Total time: 26 min • Prep: 15 min • Cook: 11 min • Serves: 10 • Difficulty: Easy

These ultra-thin cookies are super crunchy and flavourful. Swap orange zest for the lemon or lime if you prefer.

Ingredients

Salted butter

3⅓ tbsp(s), softened

Sugar

½ cup(s)

Egg whites

2 serving(s)

Cake flour

⅓ cup(s)

Vanilla extract

½ tsp(s)

Lemon zest

2 tsp(s), finely chopped

Lime zest

2 tsp(s), finely chopped

Instructions

1

Preheat oven to 350ºF. Place parchment paper on 2 cookie sheets.

2

Using an electric mixer, cream butter and sugar in a medium bowl until light and fluffy. Add egg white and stir until just blended.
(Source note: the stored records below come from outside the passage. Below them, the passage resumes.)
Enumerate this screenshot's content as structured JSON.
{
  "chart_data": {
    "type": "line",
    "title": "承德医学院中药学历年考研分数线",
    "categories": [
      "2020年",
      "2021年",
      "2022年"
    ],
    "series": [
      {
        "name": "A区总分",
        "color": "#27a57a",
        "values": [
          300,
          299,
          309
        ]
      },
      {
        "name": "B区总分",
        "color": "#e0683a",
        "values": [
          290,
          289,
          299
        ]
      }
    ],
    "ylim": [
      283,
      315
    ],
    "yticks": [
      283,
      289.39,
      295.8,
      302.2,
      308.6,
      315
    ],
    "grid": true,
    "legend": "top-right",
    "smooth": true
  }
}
Sift cake flour over butter mixture and mix with a spoon; fold in vanilla.

3

Remove half of batter and place in a medium bowl; set aside. Fold lemon zest into one bowl and lime zest into other bowl.

4

Drop heaping teaspoons of batter onto prepared cookie sheets leaving at least 3-inches between each cookie. When cookie sheet is full, flatten out cookies with back of a spoon so cookies look almost translucent and measure about 3-inches across. (You may have to do this in batches depending on the size of your cookie sheets.)

5

Bake until edges start to brown, about 4 to 5 minutes. Remove from oven and quickly transfer cookies to a cooling rack using a thin metal spatula. Yields 4 cookies per serving.